The most difficult notes to write are those when I know I have no plan. This is distinctly different from not knowing what the Plan should be. (This is a function of time and experience, of knowing what I don’t know.) These situations usually involve a combination of the last two situations I described:

S: Ms. Doe said that there is a dead baby inside of her. Records state that she has reported this for the past four years, though there is no evidence that she has been or is pregnant. She was the victim of a significant assault five years ago; she sustained head trauma from this event, which many believe is the cause of her erroneous belief. She visits emergency departments multiple times a week due to her belief that there is a dead baby inside of her. She has assaulted both of her parents multiple times, so they have filed “no contact” orders against her. Because she now has no place to live and her anxiety about a dead baby inside of her persists, her behaviors sometimes result in law enforcement encounters, which land her in jail. She has avoided psychiatric services because she insists that her belief is true.

O: When she does talk, she speaks with dread and grief about a dead baby inside of her. Other times, she screams, demanding that people leave her alone.
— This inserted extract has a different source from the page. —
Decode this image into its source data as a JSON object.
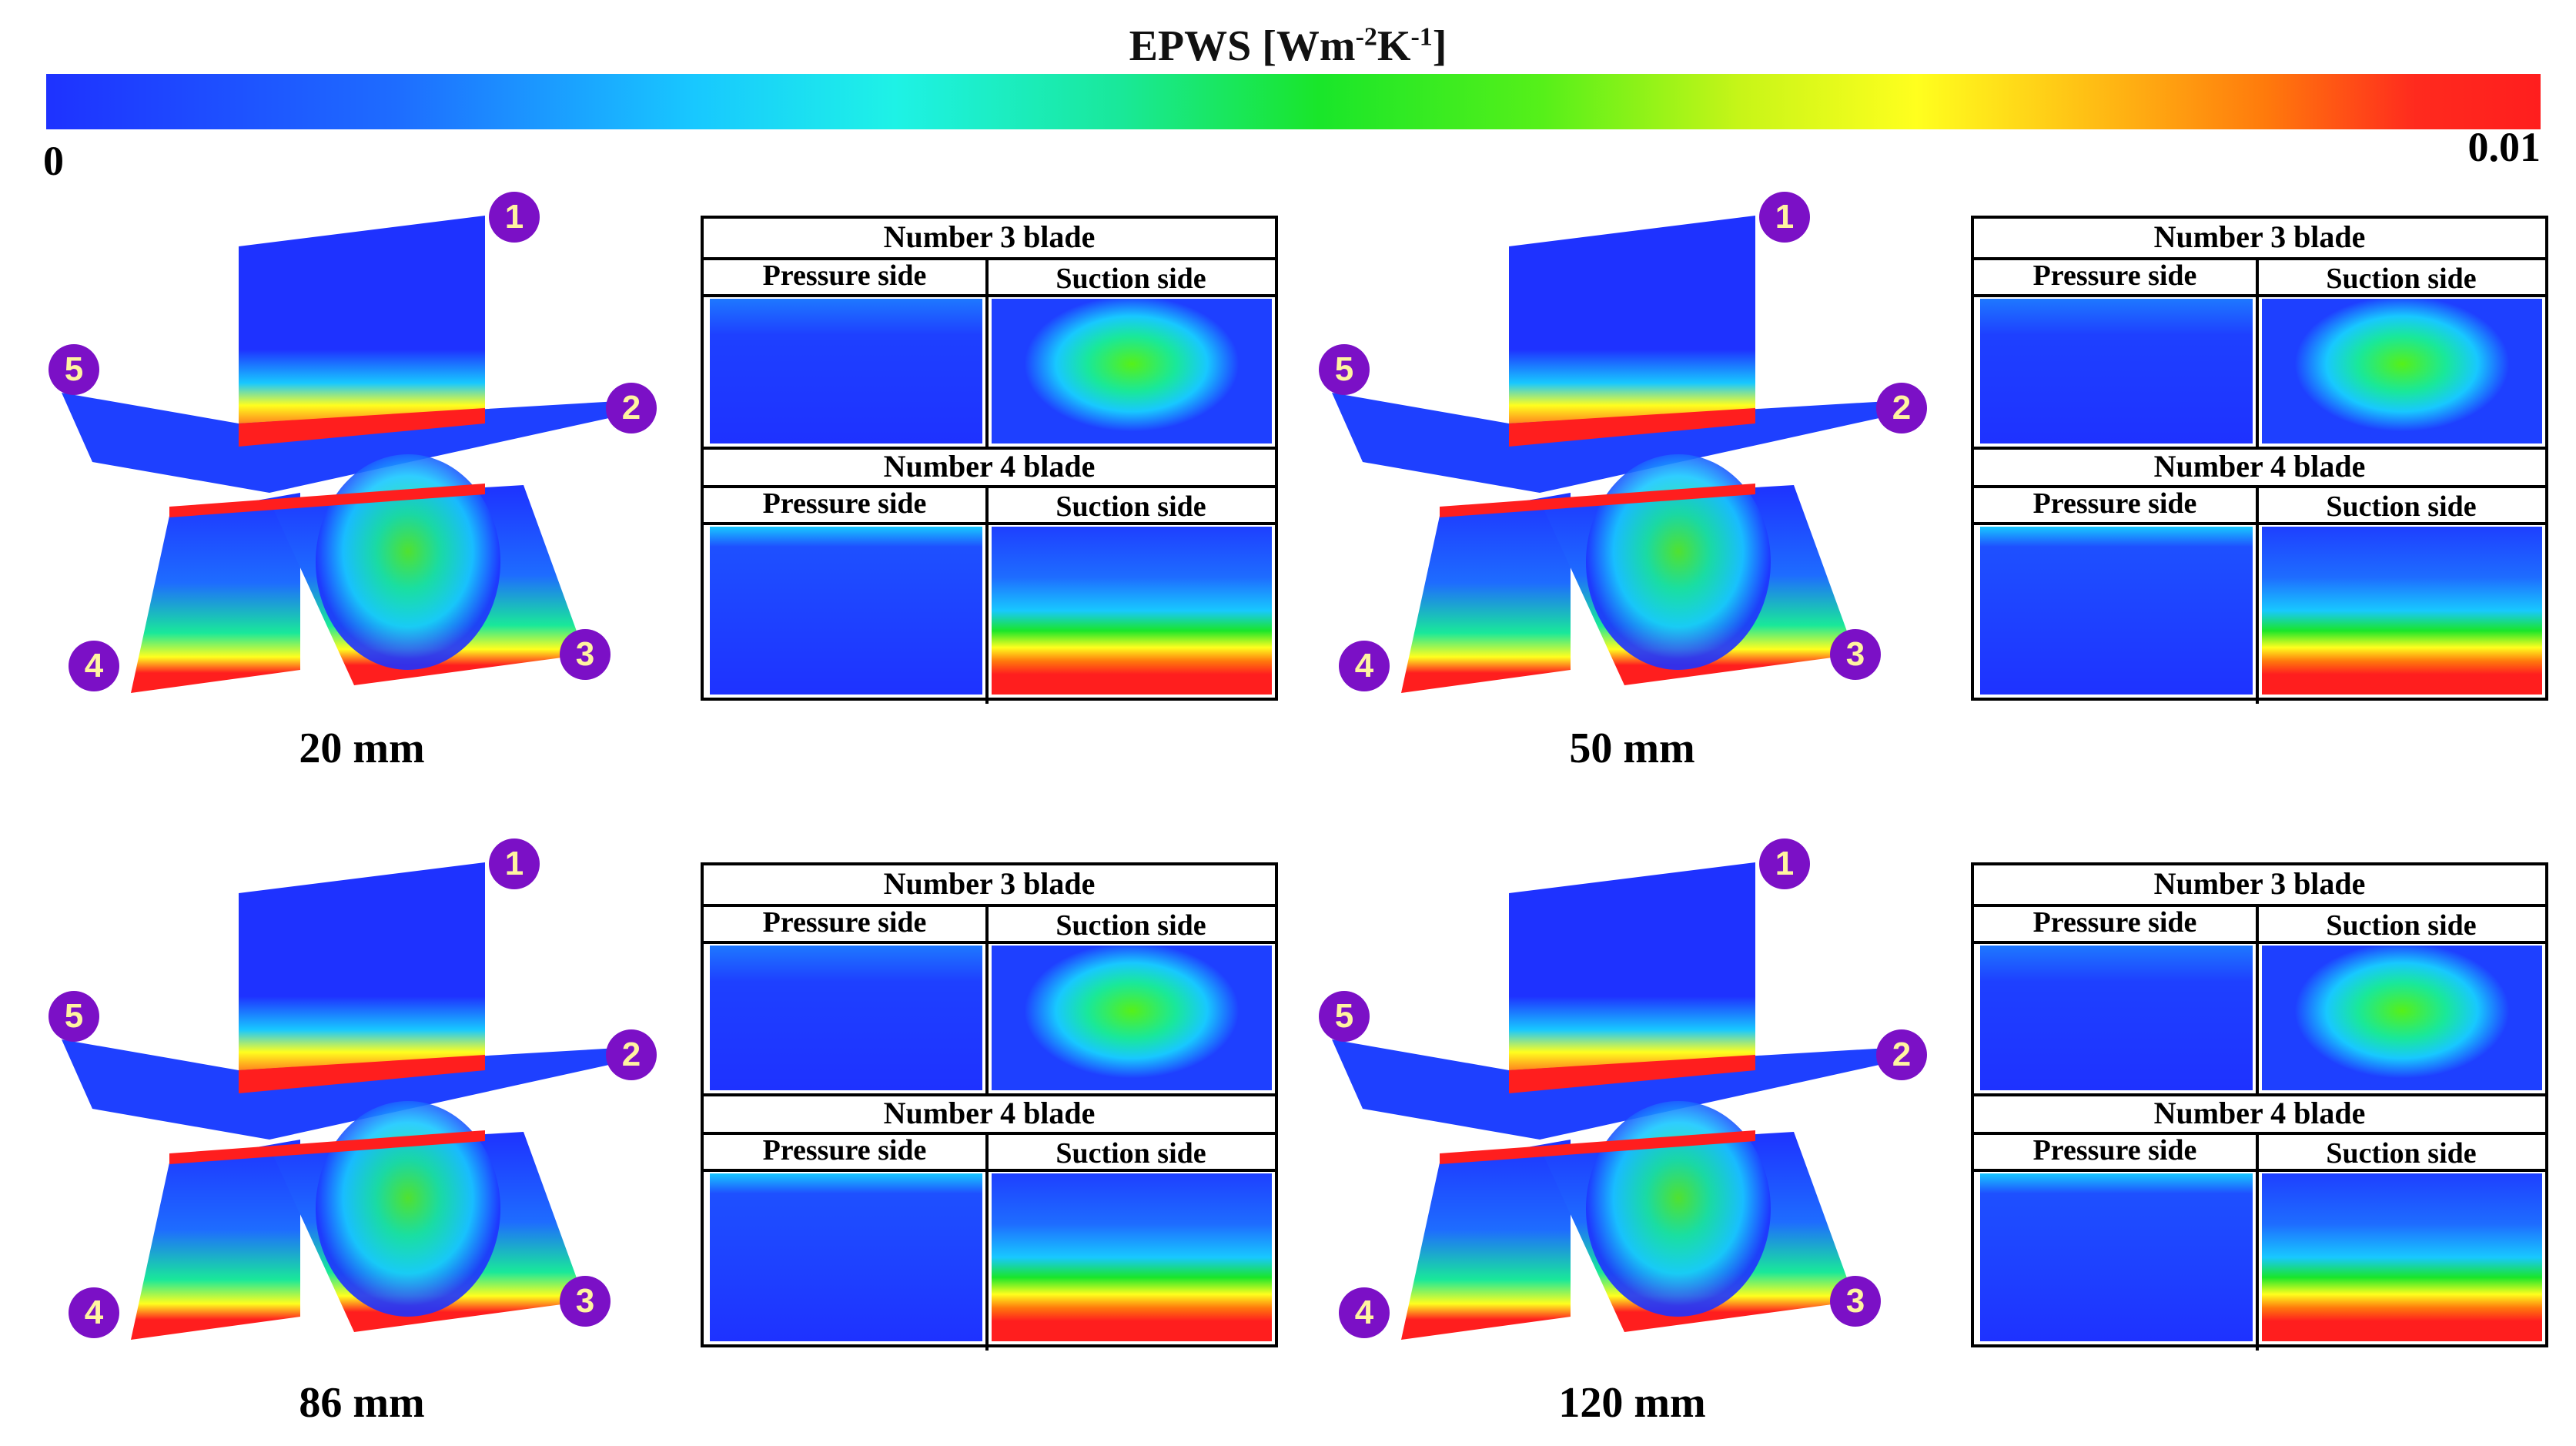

When she menstruates, she smears the blood all over herself while crying, mourning the loss of what she believes is her dead baby.

A: A psychotic disorder probably due to the head injury, but maybe due to Other Things?

P: … [I have no plan. I just don’t.]

The best Plans are those constructed with the person in question. Unfortunately, Ms. Doe usually doesn’t have a plan, either. So, I write down the little I can actually do:

P: Work with team to build rapport as tolerated. Find out what else she cares about. Work with other systems to create a plan to help reduce her distress without causing more trauma.

… and hope that patience and persistence will reward us in the future. Because sometimes hope seems to be the only thing we can do.